I’m amazed by people whose relationship to the truth is variable. They’ll do and say whatever benefits them in a particular situation. They believe in these chameleon-like changes as they make them. Hoping to learn their secret I’ve tried to study them, thinking that I may one day live life like the Universe was put in place especially for me.
Adaptability is the key. If a situation changes, you change, too. That way, you never have to feel the stress of change, it becomes normal, if only for a moment. One must possess the capacity to modify one’s story yet not feel the slightest pang of conscience.
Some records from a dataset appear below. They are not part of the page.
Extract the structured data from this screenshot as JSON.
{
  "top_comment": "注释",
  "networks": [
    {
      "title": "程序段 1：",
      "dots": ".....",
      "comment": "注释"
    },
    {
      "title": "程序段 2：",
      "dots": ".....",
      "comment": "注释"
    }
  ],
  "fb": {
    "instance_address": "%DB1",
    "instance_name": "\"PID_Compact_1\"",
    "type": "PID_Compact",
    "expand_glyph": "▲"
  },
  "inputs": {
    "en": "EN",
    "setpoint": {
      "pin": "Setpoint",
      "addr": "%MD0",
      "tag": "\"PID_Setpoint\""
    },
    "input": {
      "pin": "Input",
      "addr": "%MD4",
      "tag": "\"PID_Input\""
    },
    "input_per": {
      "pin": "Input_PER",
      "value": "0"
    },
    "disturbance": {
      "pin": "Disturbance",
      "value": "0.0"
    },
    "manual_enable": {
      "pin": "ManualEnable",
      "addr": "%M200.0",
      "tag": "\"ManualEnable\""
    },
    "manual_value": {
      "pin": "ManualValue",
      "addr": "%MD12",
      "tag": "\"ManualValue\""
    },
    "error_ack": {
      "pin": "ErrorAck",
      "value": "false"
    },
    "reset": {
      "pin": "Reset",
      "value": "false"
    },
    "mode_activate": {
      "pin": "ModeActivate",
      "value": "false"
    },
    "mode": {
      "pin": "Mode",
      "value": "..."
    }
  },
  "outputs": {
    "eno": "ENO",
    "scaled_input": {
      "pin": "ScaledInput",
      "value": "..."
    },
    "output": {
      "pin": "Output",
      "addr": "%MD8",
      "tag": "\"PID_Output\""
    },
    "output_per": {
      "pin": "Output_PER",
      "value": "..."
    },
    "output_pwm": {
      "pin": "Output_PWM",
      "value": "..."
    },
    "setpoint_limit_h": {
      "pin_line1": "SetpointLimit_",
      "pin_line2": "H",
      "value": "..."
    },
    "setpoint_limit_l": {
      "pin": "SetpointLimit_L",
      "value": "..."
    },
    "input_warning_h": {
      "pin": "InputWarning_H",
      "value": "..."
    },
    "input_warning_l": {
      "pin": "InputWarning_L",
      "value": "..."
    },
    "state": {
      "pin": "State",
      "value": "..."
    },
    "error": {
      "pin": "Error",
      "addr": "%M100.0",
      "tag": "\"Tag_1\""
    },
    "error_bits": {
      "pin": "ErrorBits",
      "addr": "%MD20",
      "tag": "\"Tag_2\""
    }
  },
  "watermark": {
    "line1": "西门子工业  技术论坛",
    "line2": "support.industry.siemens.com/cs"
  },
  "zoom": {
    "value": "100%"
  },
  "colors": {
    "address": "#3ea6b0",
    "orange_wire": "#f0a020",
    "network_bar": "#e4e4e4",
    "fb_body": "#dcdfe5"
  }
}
Some call this lying, but there’s a subtle difference.
Before moving to France, I was a vegetarian. I didn’t do it for reasons of conscience, just found the taste of meat no longer agreed with me. This was often taken as a challenge by non-vegetarians, as if I thought I was superior. I was once with some people in a diner off Governor Ritchie Highway having breakfast. The waitress came over and we ordered. I asked for hominy grits, whole wheat toast, orange juice and coffee. The food arrived. While we were eating, a woman seated with us asked why I hadn’t ordered eggs and bacon and I confessed to my vegetarian status. This shook her up. She said she was also a vegetarian. I noticed she was eating sausage, bacon, and eggs. Later, when we were alone, I asked her why, if she was a vegetarian, she was eating meat at breakfast? I could see her equilibrium was shaken, but she quickly recovered. Then she started speaking to me like I was a child, barking a few incomprehensible words at me. This satisfied her conscience, the matter was settled.
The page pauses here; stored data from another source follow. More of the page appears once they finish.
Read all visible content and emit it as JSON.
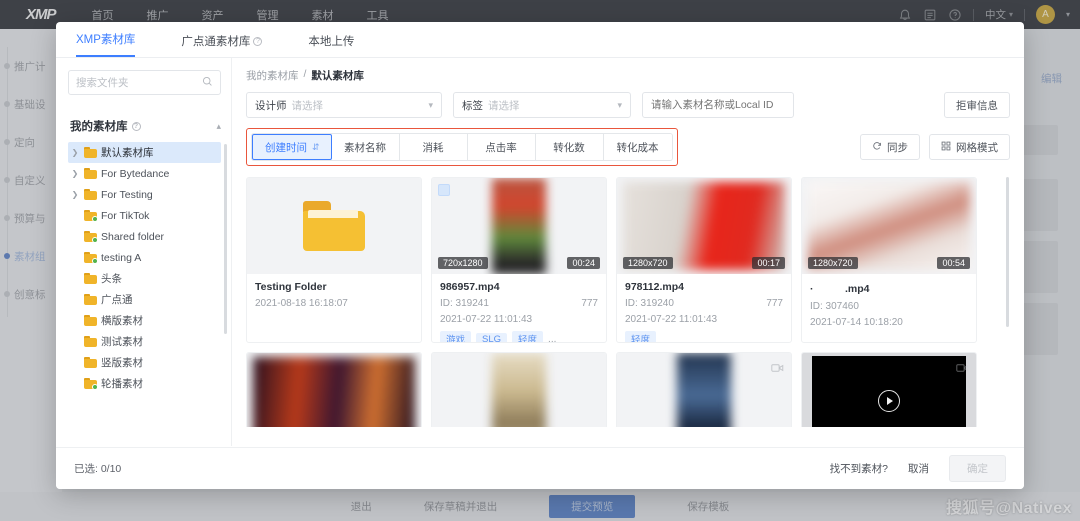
{
  "topnav": {
    "logo": "XMP",
    "items": [
      {
        "label": "首页"
      },
      {
        "label": "推广"
      },
      {
        "label": "资产"
      },
      {
        "label": "管理"
      },
      {
        "label": "素材"
      },
      {
        "label": "工具"
      }
    ],
    "bell_icon": "bell-icon",
    "list_icon": "list-icon",
    "help_icon": "help-icon",
    "language": "中文",
    "avatar_initial": "A"
  },
  "background": {
    "steps": [
      {
        "label": "推广计"
      },
      {
        "label": "基础设"
      },
      {
        "label": "定向"
      },
      {
        "label": "自定义"
      },
      {
        "label": "预算与"
      },
      {
        "label": "素材组"
      },
      {
        "label": "创意标"
      }
    ],
    "active_step_index": 5,
    "edit_link": "编辑",
    "bottom_actions": [
      {
        "label": "退出"
      },
      {
        "label": "保存草稿并退出"
      },
      {
        "label": "提交预览"
      },
      {
        "label": "保存模板"
      }
    ],
    "watermark": "搜狐号@Nativex"
  },
  "modal": {
    "tabs": [
      {
        "label": "XMP素材库",
        "active": true,
        "has_help": false
      },
      {
        "label": "广点通素材库",
        "active": false,
        "has_help": true
      },
      {
        "label": "本地上传",
        "active": false,
        "has_help": false
      }
    ],
    "left": {
      "search_placeholder": "搜索文件夹",
      "search_value": "",
      "search_icon": "search-icon",
      "library_title": "我的素材库",
      "library_help_icon": "help-icon",
      "collapse_icon": "chevron-up-icon",
      "folders": [
        {
          "label": "默认素材库",
          "expandable": true,
          "selected": true,
          "shared": false
        },
        {
          "label": "For Bytedance",
          "expandable": true,
          "selected": false,
          "shared": false
        },
        {
          "label": "For Testing",
          "expandable": true,
          "selected": false,
          "shared": false
        },
        {
          "label": "For TikTok",
          "expandable": false,
          "selected": false,
          "shared": true
        },
        {
          "label": "Shared folder",
          "expandable": false,
          "selected": false,
          "shared": true
        },
        {
          "label": "testing A",
          "expandable": false,
          "selected": false,
          "shared": true
        },
        {
          "label": "头条",
          "expandable": false,
          "selected": false,
          "shared": false
        },
        {
          "label": "广点通",
          "expandable": false,
          "selected": false,
          "shared": false
        },
        {
          "label": "横版素材",
          "expandable": false,
          "selected": false,
          "shared": false
        },
        {
          "label": "测试素材",
          "expandable": false,
          "selected": false,
          "shared": false
        },
        {
          "label": "竖版素材",
          "expandable": false,
          "selected": false,
          "shared": false
        },
        {
          "label": "轮播素材",
          "expandable": false,
          "selected": false,
          "shared": true
        }
      ]
    },
    "right": {
      "breadcrumb": {
        "root": "我的素材库",
        "separator": "/",
        "current": "默认素材库"
      },
      "filters": {
        "designer_label": "设计师",
        "designer_placeholder": "请选择",
        "tag_label": "标签",
        "tag_placeholder": "请选择",
        "name_placeholder": "请输入素材名称或Local ID",
        "name_value": "",
        "reject_button": "拒审信息"
      },
      "sort_tabs": [
        {
          "label": "创建时间",
          "active": true,
          "sort_icon": "sort-desc-icon"
        },
        {
          "label": "素材名称",
          "active": false
        },
        {
          "label": "消耗",
          "active": false
        },
        {
          "label": "点击率",
          "active": false
        },
        {
          "label": "转化数",
          "active": false
        },
        {
          "label": "转化成本",
          "active": false
        }
      ],
      "sync_button": {
        "label": "同步",
        "icon": "refresh-icon"
      },
      "view_button": {
        "label": "网格模式",
        "icon": "grid-icon"
      },
      "cards": [
        {
          "type": "folder",
          "name": "Testing Folder",
          "date": "2021-08-18 16:18:07",
          "icon": "folder-icon"
        },
        {
          "type": "video",
          "orientation": "portrait",
          "resolution": "720x1280",
          "duration": "00:24",
          "name": "986957.mp4",
          "id": "ID: 319241",
          "count": "777",
          "date": "2021-07-22 11:01:43",
          "tags": [
            "游戏",
            "SLG",
            "轻度"
          ],
          "tag_more": "...",
          "checkbox": true,
          "thumb_colors": [
            "#7e5a4e",
            "#c0332a",
            "#4e7a3b",
            "#d8cbb8"
          ]
        },
        {
          "type": "video",
          "orientation": "landscape",
          "resolution": "1280x720",
          "duration": "00:17",
          "name": "978112.mp4",
          "id": "ID: 319240",
          "count": "777",
          "date": "2021-07-22 11:01:43",
          "tags": [
            "轻度"
          ],
          "tag_more": "",
          "checkbox": false,
          "thumb_colors": [
            "#dcd7d2",
            "#e02a20",
            "#b0a9a2",
            "#f0ecea"
          ]
        },
        {
          "type": "video",
          "orientation": "landscape",
          "resolution": "1280x720",
          "duration": "00:54",
          "name": "·　　　.mp4",
          "id": "ID: 307460",
          "count": "",
          "date": "2021-07-14 10:18:20",
          "tags": [],
          "tag_more": "",
          "checkbox": false,
          "thumb_colors": [
            "#f3eeec",
            "#c97f72",
            "#e8ddd8",
            "#f7f3f1"
          ]
        }
      ],
      "cards_row2": [
        {
          "type": "video",
          "orientation": "landscape",
          "thumb_colors": [
            "#2a1020",
            "#c23a1a",
            "#401830",
            "#d07030"
          ],
          "icon": ""
        },
        {
          "type": "video",
          "orientation": "portrait",
          "thumb_colors": [
            "#c9b88e",
            "#e8e0cc",
            "#8c7a58",
            "#d8cdb0"
          ],
          "icon": ""
        },
        {
          "type": "video",
          "orientation": "portrait",
          "thumb_colors": [
            "#22344f",
            "#4a6b96",
            "#16233a",
            "#6d8fc0"
          ],
          "icon": "video-icon"
        },
        {
          "type": "video",
          "orientation": "landscape-dark",
          "thumb_colors": [
            "#000000",
            "#000000",
            "#000000",
            "#000000"
          ],
          "icon": "video-icon",
          "play": "play-icon"
        }
      ]
    },
    "footer": {
      "selected_text": "已选: 0/10",
      "find_link": "找不到素材?",
      "cancel": "取消",
      "confirm": "确定"
    }
  }
}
Sometimes this happens within the course of the same conversation as the person slowly reads what they feel are the expectations of those around them. For example, changing one’s political views in the blink of an eye. This recalls something I read once about Charles Manson. He said that in prison he’d learned never to argue with anyone but always mirror what they said back to them. This lowered the possibility of a violent response. I found what he said interesting yet the fact that this wisdom came from a psychopathic murderer made me wonder if it was the most useful life advice.
Recently I’m reading the Venetian adventurer and lover Giacomo Casanova’s autobiography Ma Vie (My Life). The book was written at the end of his life when he was staying at the castle Dux of Count Wallenstein in Bohemia. He was bored, his life of seduction and adventure now behind him, so he took a 3000-page walk down memory lane. I can’t think of any other book where the contrasts of what constitutes a man are so blatantly exposed. He readjusted his thinking to whatever situation he finds himself in. He’s the hero of his own life.
Nothing for Casanova is fixed, all is fluid, variable. Maybe that’s why the book has such a positive tone despite his many brushes with danger, prison and death. In the preface, he declares that he’s religious and believes in a transcendental god and then with the next breath compares his lovers to the food he likes (that with strong flavor and a pleasing odor) and then describes the type of lover he prefers (those who sweat copiously). He says it behooves any man to take advantage of a fool for his own profit. Though at odds with his proclaimed religious dogma, he clearly finds no dissonance in his perspective.
Casanova’s variable approach to reality is well summed up in a quote from his book, “I have always loved truth so passionately that I have often resorted to lying as a way of introducing it into the minds which were ignorant of its charms.” I’m hoping one day to fully integrate this type of reasoning into my own life because I’m sure that, once accomplished, I’ll be much happier.